Elle et Lui
Par Mimi Legault
CHRONIQUE
Remarquez bien le L majuscule dans le titre, il est voulu. Je vous présente Elle et Lui, deux personnes dans la vingtaine. Elle travaillait au magasin général de sa mère adoptive, Mathilde. Fut adoptée dès sa naissance par sa tante célibataire, une vieille fille que l’on disait dans le temps. Pourquoi ? Parce que son frère Pascal (et papa de Elle) déjà père de huit enfants devint veuf lorsque sa femme Caroline donna naissance à Elle et décéda sur-le-champ au bout de son sang. Il ne savait qu’en faire de ce nouveau-né ! Mais comme sa sœur Mathilde avait toujours rêvé d’avoir un enfant, elle s’offrit pour l’adoption. Même pas de papiers signés genre, prends-la, je te la donne. Et la petite Elle grandit heureuse, aimée dans un milieu aisé, mais seule sans connaître ses nombreux frères et sœurs en croyant que son père était décédé très jeune. Il fallait sauver la face…
De son côté, Lui appartenait à une famille de l’Ontario. Devenu orphelin de père dès l’âge de 12 ans, sa mère le plaça lui et son frère dans un pensionnat à Montréal où il fit son cours classique.
Le premier amour sérieux de Elle se prénommait Maurice, ils se fréquentèrent quelques mois et se fiancèrent. Mathilde questionnait souvent Elle : l’aimes-tu vraiment ? Crois-tu être heureuse toute ta vie avec Maurice ? Elle lui répondait oui, mais au fond d’elle-même, elle se demandait c’était quoi le véritable amour. « On n’essaie pas d’aimer, on aime ou on n’aime pas » (M. Chevrier).
Vous croyez qu’à ce stade-ci, le récit se terminera comme : ils se marièrent et furent très heureux ? Eh bien, non, l’histoire ne s’arrête pas là. Bien au contraire, elle débute. Lui décida de venir passer quelques jours chez son oncle, dans le patelin de Elle. Il entra un jour dans le magasin général où il l’aperçut. Elle aussi remarqua ce beau grand noiraud, sûr de lui, qui décida qu’il avait besoin d’achats quotidiennement précisément où Elle travaillait. Le coup de foudre ! « L’Amour ça ne klaxonne pas avant d’entrer. Ça se pointe, ça s’impose, ça force les barrages ! » ( K. Pancol).
Deux jours plus tard, sachant qu’Elle jouait très bien au tennis, Lui l’invita à jouer une partie. Et pour faire son fanfaron, Lui l’invita à aller la reconduire dans la rutilante auto que son oncle possédait sans, bien sûr, signifier à sa douce que la voiture ne lui appartenait pas. Très malheureusement, ils eurent un accident, un face à face. Sérieusement blessée, Elle passa six mois à l’hôpital.

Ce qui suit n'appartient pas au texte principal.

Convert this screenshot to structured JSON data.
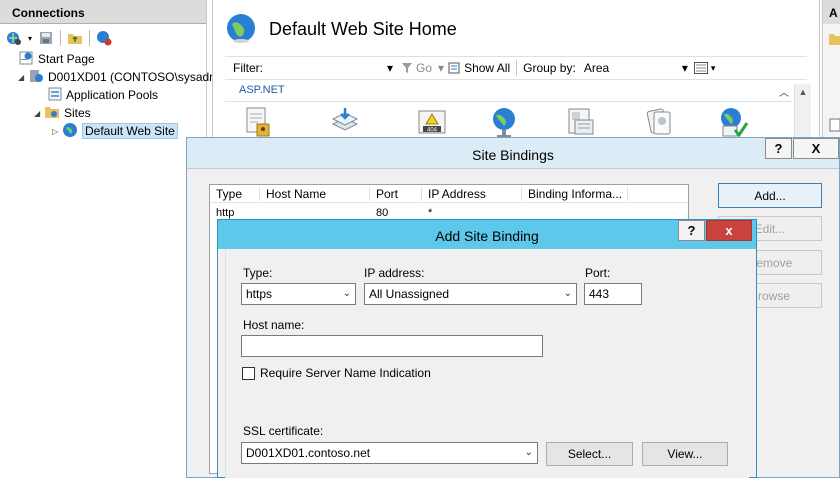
{
  "connections": {
    "header": "Connections",
    "toolbar_icons": [
      "connect-icon",
      "dropdown-icon",
      "save-icon",
      "up-folder-icon",
      "disconnect-icon"
    ],
    "tree": [
      {
        "label": "Start Page",
        "icon": "start-page-icon",
        "expander": ""
      },
      {
        "label": "D001XD01 (CONTOSO\\sysadr",
        "icon": "server-icon",
        "expander": "◢"
      },
      {
        "label": "Application Pools",
        "icon": "app-pools-icon",
        "expander": ""
      },
      {
        "label": "Sites",
        "icon": "sites-folder-icon",
        "expander": "◢"
      },
      {
        "label": "Default Web Site",
        "icon": "globe-icon",
        "expander": "▷",
        "selected": true
      }
    ]
  },
  "center": {
    "title": "Default Web Site Home",
    "filter_label": "Filter:",
    "go_label": "Go",
    "show_all_label": "Show All",
    "group_by_label": "Group by:",
    "group_by_value": "Area",
    "section_label": "ASP.NET",
    "feature_icons": [
      ".NET Authorization Rules",
      ".NET Compilation",
      ".NET Error Pages",
      ".NET Globalization",
      ".NET Profile",
      ".NET Roles",
      ".NET Trust Levels"
    ]
  },
  "actions": {
    "header": "A"
  },
  "site_bindings": {
    "title": "Site Bindings",
    "help": "?",
    "close": "X",
    "columns": [
      "Type",
      "Host Name",
      "Port",
      "IP Address",
      "Binding Informa..."
    ],
    "rows": [
      {
        "type": "http",
        "host": "",
        "port": "80",
        "ip": "*",
        "info": ""
      }
    ],
    "buttons": {
      "add": "Add...",
      "edit": "Edit...",
      "remove": "Remove",
      "browse": "Browse"
    }
  },
  "add_site_binding": {
    "title": "Add Site Binding",
    "help": "?",
    "close": "x",
    "type_label": "Type:",
    "type_value": "https",
    "ip_label": "IP address:",
    "ip_value": "All Unassigned",
    "port_label": "Port:",
    "port_value": "443",
    "host_label": "Host name:",
    "host_value": "",
    "sni_label": "Require Server Name Indication",
    "sni_checked": false,
    "ssl_label": "SSL certificate:",
    "ssl_value": "D001XD01.contoso.net",
    "select_button": "Select...",
    "view_button": "View..."
  }
}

Ce fut un scandale dans la petite ville où Elle habitait. Imaginez ! Fiancée, elle avait accepté de monter en voiture avec un presque inconnu. Et la double peine que Maurice ressentit ! Il allait tous les soirs la visiter avec un immense bouquet de fleurs. Caché non loin de la chambre d’hôpital, Lui arrivait tenant dans ses mains deux, trois pissenlits et peut-être une marguerite presque fanée. Elle s’empressait alors de les déposer dans un verre d’eau pendant que le gros bouquet prenant le bord de la porte. Au bout de quelques jours et de plusieurs larmes versées par le fiancé, Elle mit fin à ses fiançailles.
À partir de ce jour, Elle et Lui ne se quittèrent plus. Là c’est vrai : ils se marièrent, eurent des enfants et furent heureux pendant presque 50 ans. « L’Amour se niche aussi dans les rides » (Platon). Oh il y eut des hauts et des bas, des reculs et des rebondissements, mais ils savaient que dans leur recette de la vie à deux, l’Amour était leur assaisonnement préféré. Le coup de foudre existe, croyez-moi. « En amour, méfiez-vous des coups de foudre si votre raison ne possède pas de paratonnerre ! » (Sim).
Hommage à mes parents Céleste et Roméo.